During this spring break, I’ve taken advantage of the overwhelming number of teachers in my boyfriend’s family. Literally, they’re all teachers. His dad? Former principal and current 5th grade teacher. Mom? Third grade teacher. Brother and sister-in-law? Third and Sixth grade teachers. In my numerous discussions with these fellow educators, one of the topics that was brought up what the technology that they use in classrooms. (Granted, it is important to keep in mind that they are all elementary education teachers, so their uses of any technology in a classroom can be vastly diverse from my own as a high school educator. However, I feel any advice from any kind of teacher can always be used as helpful.) In my discussions with his brother and sister-in-law, I found some encouragement and some information that was slightly discouraging. We’ll start with the bad. When discussing what technology my various courses are having me implement into my own future and potential classrooms, I found that both Jackie and Jarod agreed in their ideas of the uses: their school doesn’t enable much technological freedom. Both of them teach at a public school in my area. The school is not financially struggling and has not been marked as an academically struggling school by state standards, but it is also not a very wealthy area. This school cannot afford to purchase laptops for the students, let alone pricey Macbooks and all of the interesting technology that comes along with them. After learning so much about using iMovie and Garageband’s Podcasting in classrooms with students, it’s a big letdown to hear that many teachers aren’t even given a chance to use these advances. I’ve put a great amount of time into researching and applying this technology, so I really hope schools begin to find ways to enable teachers to incorporate these tools in their classrooms. .

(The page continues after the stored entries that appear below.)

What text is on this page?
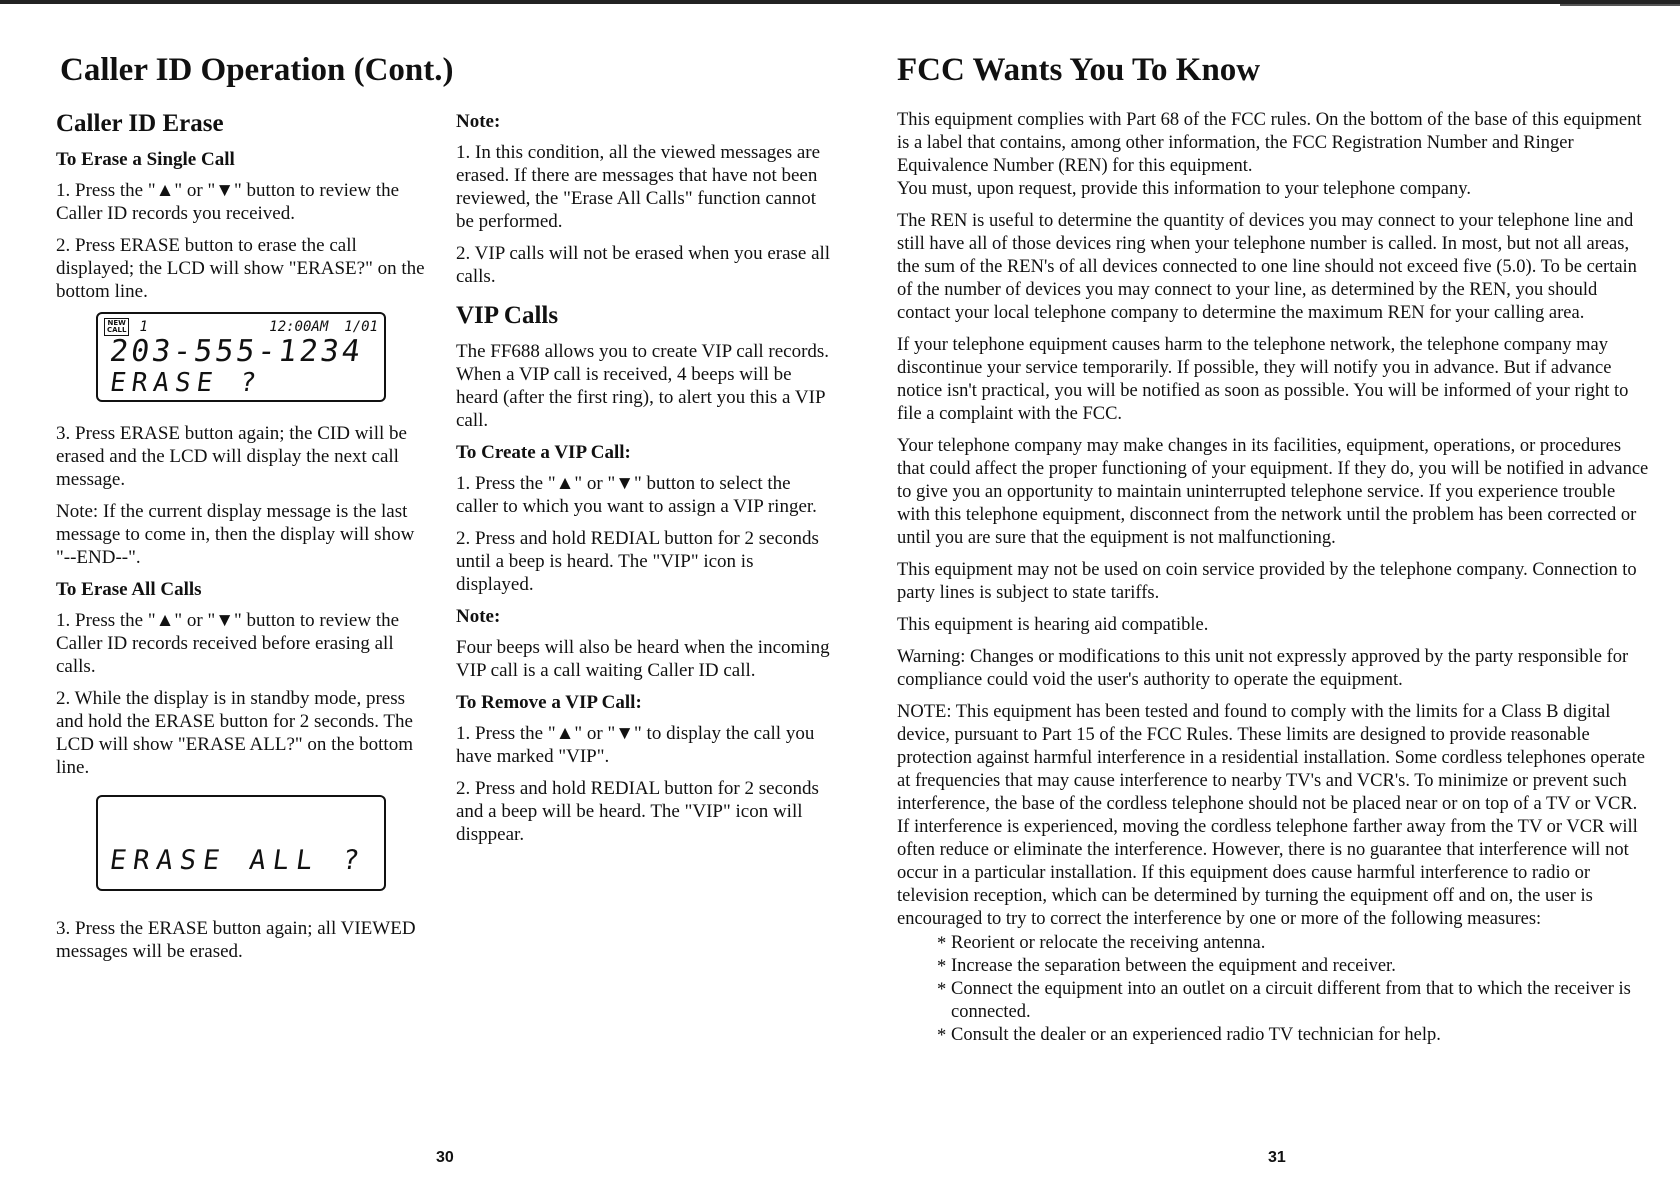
Caller ID Operation (Cont.)	FCC Wants You To Know
Caller ID Erase
To Erase a Single Call

1. Press the "▲" or "▼" button to review the Caller ID records you received.

2. Press ERASE button to erase the call displayed; the LCD will show "ERASE?" on the bottom line.

NEW
CALL 1	12:00AM 1/01
203-555-1234
ERASE ?

3. Press ERASE button again; the CID will be erased and the LCD will display the next call message.

Note: If the current display message is the last message to come in, then the display will show "--END--".

To Erase All Calls

1. Press the "▲" or "▼" button to review the Caller ID records received before erasing all calls.

2. While the display is in standby mode, press and hold the ERASE button for 2 seconds. The LCD will show "ERASE ALL?" on the bottom line.

ERASE ALL ?

3. Press the ERASE button again; all VIEWED messages will be erased.

Note:

1. In this condition, all the viewed messages are erased. If there are messages that have not been reviewed, the "Erase All Calls" function cannot be performed.

2. VIP calls will not be erased when you erase all calls.

VIP Calls

The FF688 allows you to create VIP call records. When a VIP call is received, 4 beeps will be heard (after the first ring), to alert you this a VIP call.

To Create a VIP Call:

1. Press the "▲" or "▼" button to select the caller to which you want to assign a VIP ringer.

2. Press and hold REDIAL button for 2 seconds until a beep is heard. The "VIP" icon is displayed.

Note:

Four beeps will also be heard when the incoming VIP call is a call waiting Caller ID call.

To Remove a VIP Call:

1. Press the "▲" or "▼" to display the call you have marked "VIP".

2. Press and hold REDIAL button for 2 seconds and a beep will be heard. The "VIP" icon will disppear.

This equipment complies with Part 68 of the FCC rules. On the bottom of the base of this equipment is a label that contains, among other information, the FCC Registration Number and Ringer Equivalence Number (REN) for this equipment.

You must, upon request, provide this information to your telephone company.

The REN is useful to determine the quantity of devices you may connect to your telephone line and still have all of those devices ring when your telephone number is called. In most, but not all areas, the sum of the REN's of all devices connected to one line should not exceed five (5.0). To be certain of the number of devices you may connect to your line, as determined by the REN, you should contact your local telephone company to determine the maximum REN for your calling area.

If your telephone equipment causes harm to the telephone network, the telephone company may discontinue your service temporarily. If possible, they will notify you in advance. But if advance notice isn't practical, you will be notified as soon as possible. You will be informed of your right to file a complaint with the FCC.

Your telephone company may make changes in its facilities, equipment, operations, or procedures that could affect the proper functioning of your equipment. If they do, you will be notified in advance to give you an opportunity to maintain uninterrupted telephone service. If you experience trouble with this telephone equipment, disconnect from the network until the problem has been corrected or until you are sure that the equipment is not malfunctioning.

This equipment may not be used on coin service provided by the telephone company. Connection to party lines is subject to state tariffs.

This equipment is hearing aid compatible.

Warning: Changes or modifications to this unit not expressly approved by the party responsible for compliance could void the user's authority to operate the equipment.

NOTE: This equipment has been tested and found to comply with the limits for a Class B digital device, pursuant to Part 15 of the FCC Rules. These limits are designed to provide reasonable protection against harmful interference in a residential installation. Some cordless telephones operate at frequencies that may cause interference to nearby TV's and VCR's. To minimize or prevent such interference, the base of the cordless telephone should not be placed near or on top of a TV or VCR. If interference is experienced, moving the cordless telephone farther away from the TV or VCR will often reduce or eliminate the interference. However, there is no guarantee that interference will not occur in a particular installation. If this equipment does cause harmful interference to radio or television reception, which can be determined by turning the equipment off and on, the user is encouraged to try to correct the interference by one or more of the following measures:

* Reorient or relocate the receiving antenna.
* Increase the separation between the equipment and receiver.
* Connect the equipment into an outlet on a circuit different from that to which the receiver is connected.
* Consult the dealer or an experienced radio TV technician for help.
30	31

On a more positive note, one new addition that I did find that these two educators were excited about and very proud to use is the SMART Board. Essentially, the SMART Board is an interactive, electronic chalkboard that can be used to advance learning in any grade level. From my various research and what little information I’ve learned from other current teachers, it makes lessons more interesting for students and teachers, making personal interaction and hands-on learning more practical. Honestly, my personal exposure to the technology is very limited. While in grade school and high school at my small private schools, I never even heard of the technology. I truthfully didn’t see the technology until last year while completing my student observation. My host teacher was one of the first three in the school district to receive the technology, but I unfortunately was only there for its physical installation and didn’t get to see it in action. I became discouraged in my early research because the youtube videos I watched and the recent articles I read, truly only applied SMART Boards in elementary classrooms, or math and science classes.
I did, however, find two videos that provide the basics and “SMART Boards for Dummies” explanations of the technology:
As I dug a little further though, I found a little more information as to how Secondary Education English teachers can actually apply this technology in our own classrooms. The SMART Boards Interactive technology website obviously provides the most accurate and descriptive information as to how to use and apply the technology. The website enables educators who use SMART Boards to access training resources, see already created lesson plans for almost any grade level and area of study, visit schools in their areas to see the technology in use firsthand, and keep in touch with others in their field who are utilizing the technology.
I was really excited when I specifically came upon the section lists dozens of provided lesson plan ideas, even those specifically for teachers in the English field. These lesson plan ideas encouraged English teachers to use the technology to help students visualize and practice proper editing techniques, go over review sheets, or make fun review games. I learned that this technology can be used in conjunction with Word, Paint, and other computer programs, giving students the opportunity to see grammar techniques and changes applied firsthand and in a more interactive manner. By using SMART Board like a PowerPoint tool, teachers can provide students with basic information, while adding personal notes as classroom discussion progresses. One of the most personally appealing lessons I stumbled upon was the one focused on improving students’ public speaking abilities. This was always (and sometimes still is) a tough area for me in high school, but my teachers never really provided any focused instruction on the topic. By utilizing the provided SMART Board lessons and technology for this particular area, students can become more comfortable as writers and speakers, encouraging pride and confidence in their work.
Again, I’ll reinstate that my personal knowledge of this technology is very limited and all of my information is going off of websites and youtube videos. Using that as a disclaimer, I’m personally becoming very interested in SMART Boards and really hope I can soon provide you guys with an updated blog containing more information about this technology. I would love to use any opportunities I can to make my lessons more interesting and fun for my future students, so I can promise you guys I’m going to keep looking in to this. Any information, personal experiences, corrections on my information is totally welcome!!